The output is a data frame listing each gene, along with statistics like Moran’s test statistic (spatial correlation) and Q value (corrected p-value). The speaker filters this data frame to retain genes with Q values less than 0.05, resulting in 16,000 spatially correlated genes. They then order the genes based on Moran’s test statistic and highlight some interesting genes such as serpent, collagen (a fibroblast marker), and others.

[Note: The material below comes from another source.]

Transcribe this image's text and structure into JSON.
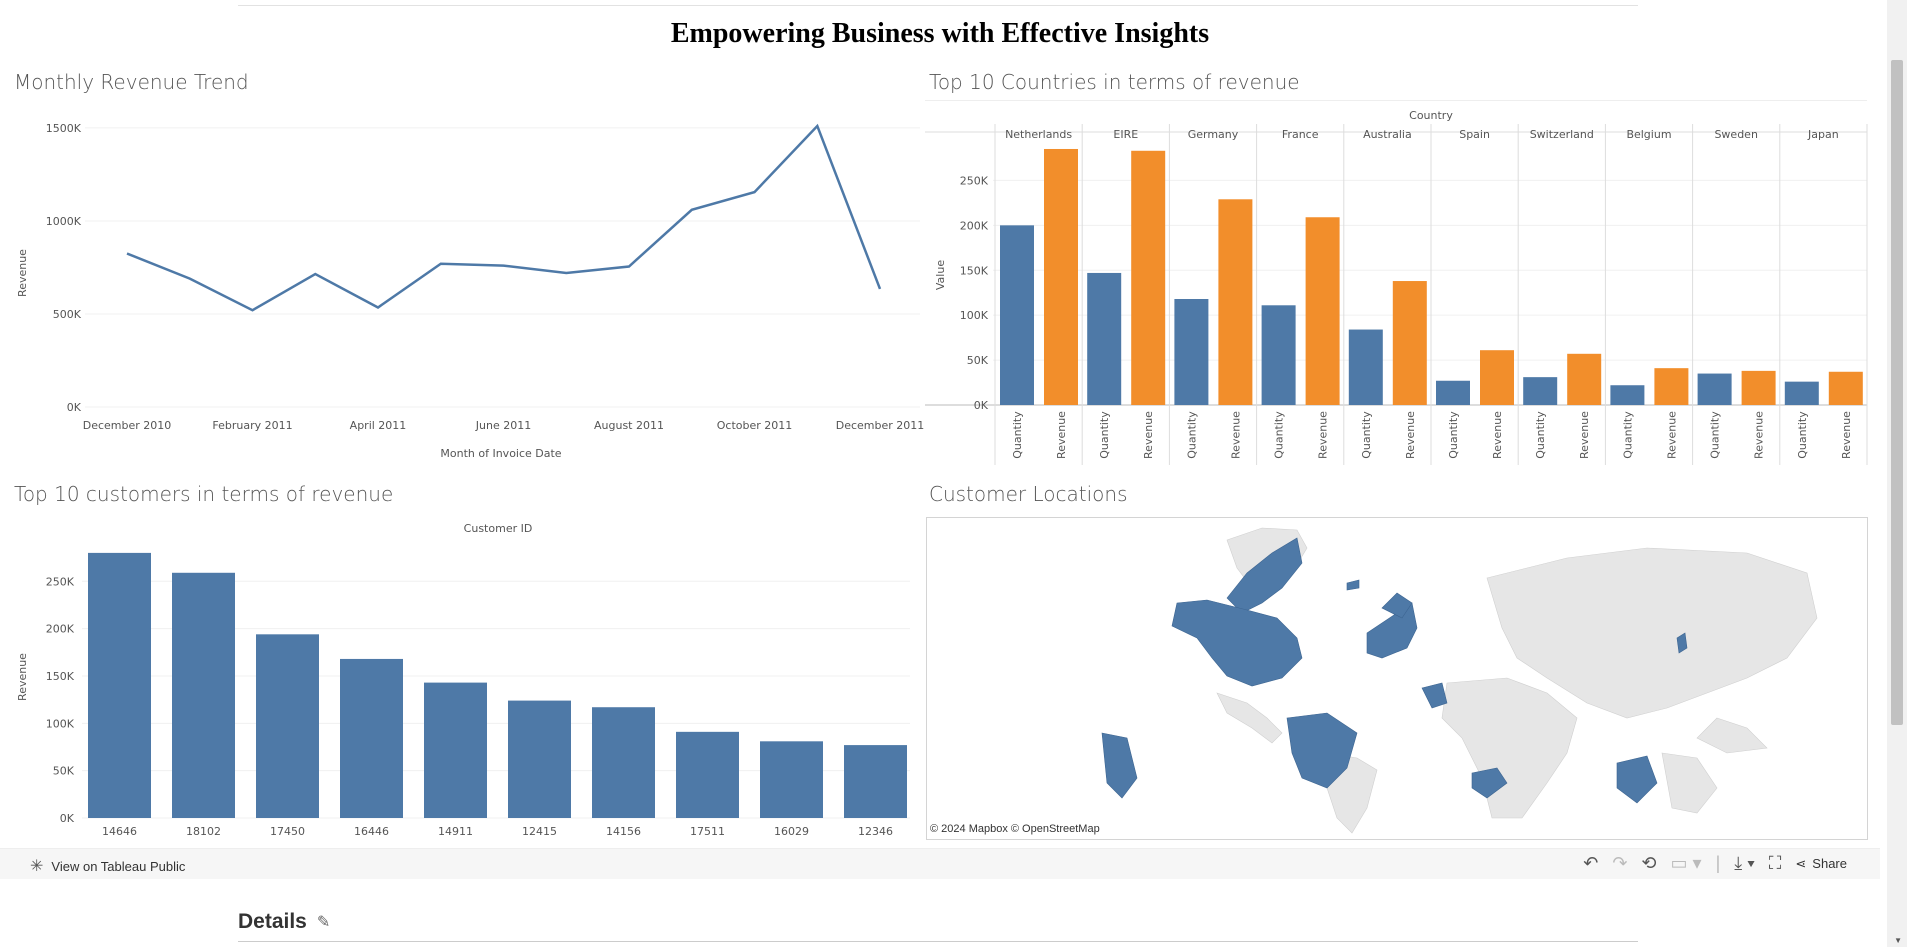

To visualize these genes, they plot the top genes, showing their spatial correlation along the trajectories. However, these plots do not reveal decision points or trajectory branches. To address this, the speaker uses Monocle’s “choose cell” function to subset specific cells, making the process easier with a graphical user interface. They subset to a crucial branching point and rerun the previous analysis, resulting in a smaller subset of 3,500 cells. The speaker compares this with a Monocle example that has distinct cell types and branches, explaining that their data might not show distinct branches as clearly but proceeds with the same analysis approach.

00:15:00

In this part of the video, the speaker focuses on filtering insignificant values from a dataset, which speeds up the process to about six minutes. They demonstrate how plotting might not look optimal due to the rectangular subset chosen but stress this is a simple tutorial. The speaker introduces another graphing function from model 3, which requires taking a subset of a subset, focusing on specific genes. Despite the resulting messy plot, the speaker highlights this as an example based on a distinct branch in the monocle 3 tutorial, showing gene expression as a function of pseudo time. The segment concludes with a summary of basic functions of monocle, including clustering, partitioning, trajectory creation, differentially expressed genes identification, data subsetting, and plotting pseudo time functions.